After months of hectic deliberations, both within and outside the parliament, the Dalai Lama May 29 signed the amendment of the charter of Tibetans vesting the CTA and in particular its democratic leadership organs with all political powers and responsibilities formerly held by him.

This brings to an end the centuries’ old tradition of the Dalai Lamas holding both spiritual and temporal powers since the fifth Dalai Lama in 1642.

But now, with the Dalai Lama draping only the spiritual robe, he ceases to have any say in the political arena.

CTA spokesperson Lobsang Choedak told IANS that prime minister Sangay would address the Tibetans and the internal community at the national uprising anniversary.

Political observers here say the Dalai Lama, who was forced along with some 80,000 Tibetans to flee his homeland March 17, 1959, after successfully trudging the journey of shedding political roles, is now wishing for another journey-to return to his homeland Tibet.

“Yes, I remain optimistic that I will be able to return to Tibet. China is in the process of changing. Besides, I am not seeking separation from China,” the Nobel laureate wrote on his official website.

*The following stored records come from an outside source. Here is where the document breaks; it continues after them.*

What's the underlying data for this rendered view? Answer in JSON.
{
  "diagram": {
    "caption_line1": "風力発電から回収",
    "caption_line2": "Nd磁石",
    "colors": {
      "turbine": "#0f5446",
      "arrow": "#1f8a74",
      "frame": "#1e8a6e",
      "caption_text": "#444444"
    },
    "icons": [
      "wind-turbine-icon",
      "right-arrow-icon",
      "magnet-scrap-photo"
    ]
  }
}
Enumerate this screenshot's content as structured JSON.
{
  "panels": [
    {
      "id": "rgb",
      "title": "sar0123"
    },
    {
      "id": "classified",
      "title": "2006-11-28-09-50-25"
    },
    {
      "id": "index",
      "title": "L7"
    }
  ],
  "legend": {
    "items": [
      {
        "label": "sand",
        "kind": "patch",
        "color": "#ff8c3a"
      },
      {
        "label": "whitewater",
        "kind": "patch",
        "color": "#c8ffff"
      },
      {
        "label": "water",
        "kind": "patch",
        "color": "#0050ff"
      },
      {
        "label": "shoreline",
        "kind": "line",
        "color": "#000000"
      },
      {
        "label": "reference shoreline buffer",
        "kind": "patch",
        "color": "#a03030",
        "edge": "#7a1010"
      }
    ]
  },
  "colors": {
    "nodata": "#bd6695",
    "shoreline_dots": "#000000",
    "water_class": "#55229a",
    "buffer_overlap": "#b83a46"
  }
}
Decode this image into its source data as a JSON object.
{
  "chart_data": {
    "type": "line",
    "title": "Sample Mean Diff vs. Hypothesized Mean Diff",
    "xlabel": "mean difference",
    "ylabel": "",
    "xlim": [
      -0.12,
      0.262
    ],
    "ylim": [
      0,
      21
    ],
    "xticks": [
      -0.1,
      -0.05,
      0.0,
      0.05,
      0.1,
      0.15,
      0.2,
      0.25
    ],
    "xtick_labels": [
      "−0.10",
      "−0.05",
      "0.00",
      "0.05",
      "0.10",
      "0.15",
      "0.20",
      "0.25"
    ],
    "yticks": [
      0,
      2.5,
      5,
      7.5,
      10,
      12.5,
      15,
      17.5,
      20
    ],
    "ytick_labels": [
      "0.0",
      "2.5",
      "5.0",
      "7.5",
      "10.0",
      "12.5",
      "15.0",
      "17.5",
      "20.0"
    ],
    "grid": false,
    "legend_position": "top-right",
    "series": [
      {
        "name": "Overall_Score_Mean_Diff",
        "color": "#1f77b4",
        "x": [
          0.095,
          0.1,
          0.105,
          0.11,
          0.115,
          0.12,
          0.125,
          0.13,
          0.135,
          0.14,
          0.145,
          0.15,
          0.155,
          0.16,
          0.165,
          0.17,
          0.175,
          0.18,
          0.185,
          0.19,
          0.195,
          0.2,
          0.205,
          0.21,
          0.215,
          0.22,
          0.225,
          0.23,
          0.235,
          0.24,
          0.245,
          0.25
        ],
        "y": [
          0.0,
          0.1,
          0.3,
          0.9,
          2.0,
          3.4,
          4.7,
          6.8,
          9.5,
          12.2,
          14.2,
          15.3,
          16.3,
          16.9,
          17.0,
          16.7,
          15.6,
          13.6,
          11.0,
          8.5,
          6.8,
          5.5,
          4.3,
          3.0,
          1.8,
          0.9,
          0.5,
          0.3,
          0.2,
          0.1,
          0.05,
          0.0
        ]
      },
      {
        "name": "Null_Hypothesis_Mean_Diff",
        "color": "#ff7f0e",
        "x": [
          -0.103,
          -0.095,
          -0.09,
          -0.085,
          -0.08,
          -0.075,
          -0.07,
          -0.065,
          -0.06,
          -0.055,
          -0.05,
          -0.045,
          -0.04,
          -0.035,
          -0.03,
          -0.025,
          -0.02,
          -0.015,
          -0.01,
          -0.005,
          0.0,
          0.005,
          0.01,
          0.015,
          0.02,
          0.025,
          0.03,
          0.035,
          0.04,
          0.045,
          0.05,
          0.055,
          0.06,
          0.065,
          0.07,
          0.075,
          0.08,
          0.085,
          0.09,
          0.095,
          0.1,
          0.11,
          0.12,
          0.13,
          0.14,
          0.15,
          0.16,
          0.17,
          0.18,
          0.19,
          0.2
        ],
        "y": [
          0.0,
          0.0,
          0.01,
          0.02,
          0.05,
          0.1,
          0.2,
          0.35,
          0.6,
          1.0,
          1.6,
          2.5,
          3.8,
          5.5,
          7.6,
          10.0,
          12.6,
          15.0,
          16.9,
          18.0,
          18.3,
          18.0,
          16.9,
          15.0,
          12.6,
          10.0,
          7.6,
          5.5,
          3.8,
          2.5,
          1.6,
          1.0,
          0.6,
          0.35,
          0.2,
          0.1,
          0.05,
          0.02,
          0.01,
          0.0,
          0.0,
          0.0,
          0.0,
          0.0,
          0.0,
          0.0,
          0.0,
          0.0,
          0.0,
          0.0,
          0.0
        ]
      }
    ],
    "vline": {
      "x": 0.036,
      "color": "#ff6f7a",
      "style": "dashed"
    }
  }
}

Even the Dalai Lama’s first political successor Sangay believes the return of the Dalai Lama to Tibet.

“I have never been allowed to set foot in Tibet. My late father, like many of our parents, could not return to Tibet. Together, we will ensure the return of the Dalai Lama to Tibet, reunite our people, and restore freedom in Tibet,” Sangay said after taking oath of office of prime minister.

It was in 1959 that the 14th Dalai Lama, Tenzin Gyatso, whom China calls a separatist, fled Tibet after an anti-communist uprising. He then headed a Tibetan government-in-exile which never won recognition from any country.

India is home to around 100,000 Tibetans.